Another takeover attempt of the entire academic system by covert elites? SCITILITY
A short note to raise awareness
This is not a typically long post. I have gotten stuck on several preprints that I have been working on simultaneously, and am also thrilled about a major change in my work/research environment - more, in another post. This morning, a Nature Briefing article caused substantial unease. I thought it would be worth to write a short post on this.
It’s about a new startup and another AI application, ostensibly to help scientific publishers and the scientific community.
The start-up called Scitility aims to help publishers spot potentially problematic papers and suspicious work.

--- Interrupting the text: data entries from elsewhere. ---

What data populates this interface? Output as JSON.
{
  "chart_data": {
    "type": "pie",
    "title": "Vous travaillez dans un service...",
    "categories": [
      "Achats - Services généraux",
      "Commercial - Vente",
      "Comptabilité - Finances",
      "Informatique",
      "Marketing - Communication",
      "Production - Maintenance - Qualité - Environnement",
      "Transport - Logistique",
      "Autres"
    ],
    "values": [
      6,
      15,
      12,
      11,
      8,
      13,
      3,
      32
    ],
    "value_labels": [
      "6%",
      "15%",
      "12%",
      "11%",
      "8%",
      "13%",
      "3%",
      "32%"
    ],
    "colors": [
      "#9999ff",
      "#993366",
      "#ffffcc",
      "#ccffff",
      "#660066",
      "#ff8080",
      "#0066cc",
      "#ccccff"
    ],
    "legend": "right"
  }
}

Source: https://scitility.com/aboutus
Scitility’s tool ‘Argos’ purports to offer a solution to improve research integrity and combat academic misconduct.
Their catch headline, mission statement, and the new service offered is “Research Integrity Made Easy”

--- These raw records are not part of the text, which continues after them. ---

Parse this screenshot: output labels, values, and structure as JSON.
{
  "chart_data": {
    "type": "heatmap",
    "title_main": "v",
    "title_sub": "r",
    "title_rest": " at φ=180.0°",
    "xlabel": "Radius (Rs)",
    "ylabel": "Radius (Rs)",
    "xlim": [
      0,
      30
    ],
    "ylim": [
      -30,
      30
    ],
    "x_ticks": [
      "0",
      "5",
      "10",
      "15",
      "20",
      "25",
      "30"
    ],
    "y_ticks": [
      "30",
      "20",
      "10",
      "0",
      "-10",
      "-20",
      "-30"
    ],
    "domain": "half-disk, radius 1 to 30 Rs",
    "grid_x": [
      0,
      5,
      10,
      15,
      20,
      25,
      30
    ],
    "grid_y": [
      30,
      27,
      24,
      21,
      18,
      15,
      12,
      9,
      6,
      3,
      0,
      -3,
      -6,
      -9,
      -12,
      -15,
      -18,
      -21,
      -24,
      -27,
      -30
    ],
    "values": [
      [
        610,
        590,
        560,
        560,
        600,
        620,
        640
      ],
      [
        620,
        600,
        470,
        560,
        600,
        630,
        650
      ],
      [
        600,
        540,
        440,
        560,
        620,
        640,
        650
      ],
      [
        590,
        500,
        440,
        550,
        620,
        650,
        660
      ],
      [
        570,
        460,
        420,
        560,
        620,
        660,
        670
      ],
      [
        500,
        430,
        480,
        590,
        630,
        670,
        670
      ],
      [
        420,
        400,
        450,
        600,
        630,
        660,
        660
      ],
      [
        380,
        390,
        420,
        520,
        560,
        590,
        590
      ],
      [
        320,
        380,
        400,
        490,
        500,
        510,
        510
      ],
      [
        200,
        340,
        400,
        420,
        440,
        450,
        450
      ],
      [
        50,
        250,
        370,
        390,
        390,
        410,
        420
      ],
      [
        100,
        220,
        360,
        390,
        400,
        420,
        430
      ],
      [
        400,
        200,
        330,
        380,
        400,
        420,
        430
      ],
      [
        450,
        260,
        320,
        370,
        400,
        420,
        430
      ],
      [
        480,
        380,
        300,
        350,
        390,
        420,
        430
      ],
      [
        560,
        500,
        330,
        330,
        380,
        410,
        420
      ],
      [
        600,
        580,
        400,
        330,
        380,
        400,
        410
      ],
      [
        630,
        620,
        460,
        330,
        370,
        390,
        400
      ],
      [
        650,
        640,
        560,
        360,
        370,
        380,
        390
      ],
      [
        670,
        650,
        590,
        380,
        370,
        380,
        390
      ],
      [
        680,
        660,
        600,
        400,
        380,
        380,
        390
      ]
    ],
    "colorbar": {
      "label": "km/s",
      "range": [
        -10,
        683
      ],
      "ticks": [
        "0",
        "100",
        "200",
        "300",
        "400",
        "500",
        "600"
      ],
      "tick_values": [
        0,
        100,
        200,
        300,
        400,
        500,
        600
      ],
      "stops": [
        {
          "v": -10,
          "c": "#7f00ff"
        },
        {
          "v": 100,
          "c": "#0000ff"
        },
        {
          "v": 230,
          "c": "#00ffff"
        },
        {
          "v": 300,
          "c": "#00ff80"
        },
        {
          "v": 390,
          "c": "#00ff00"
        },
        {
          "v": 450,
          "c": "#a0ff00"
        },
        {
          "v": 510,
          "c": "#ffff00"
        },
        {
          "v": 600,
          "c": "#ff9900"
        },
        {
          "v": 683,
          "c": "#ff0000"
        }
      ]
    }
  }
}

How do they want to do this? In their words, they are offering
“A comprehensive retraction service that empowers researchers, institutions, societies, funders, and publishers to uphold the highest standards of scientific integrity. With daily updates, personalized retraction alerts, and seamless integration into workflows via an API, Argos swiftly identifies retracted articles and flags areas of concern. Fostering a culture of accountability and trust.“
To me, this raises more than just simple questions:
Argos argues they are a “self-funded company.” So, someone is funding them. But we are not told who they are.
Above, it’s insulting to use the word “empower.” Science is an art of learning and exchange. It cannot be “empowered” by dictates from unaccountable covert elites who are funding this.
It’s possible that the founders are doing this with some good intentions. Yet, how do we know that this large-scale operation does what they intend to do? We have no proof that AI is suitable for this at all.
Which globalists will jump on this idea and widely push the implementation of such programs without us knowing?
Trust hinges upon openness and free discussion, not on censorship.
Accountability - to whom and about what?! Have the criteria for “accountability” been independently established by unbiased scientists?
Research integrity is an issue of ethics but not AI censorship and intimidation!
As described by Nature (doi: https://doi.org/10.1038/d41586-024-03427-w):
“The science-integrity website Argos, which was launched in September by Scitility, a technology firm headquartered in Sparks, Nevada, gives papers a risk score…. A paper categorized as ‘high risk’ might have multiple authors whose other studies have been retracted…”
Will this lead to a hopeless downward spiral - once you have a paper distracted, e.g. for unwanted content, then it will just escalate from then on?!
How could you content with AI, to justify yourself? It’s a mass operation. How can we ever expect that those affected will receive a fair analysis?
And what if you are in a situation where a previous retraction was not justified, even to the point that this is acknowledged? Seeing that it is technically extremely difficult to re-train AI, how can scientific progress and errors ever be updated?
IMO, Argos does not “support the scientific community,” as they claim, even though it is “organized as a Public Benefit Corporation.”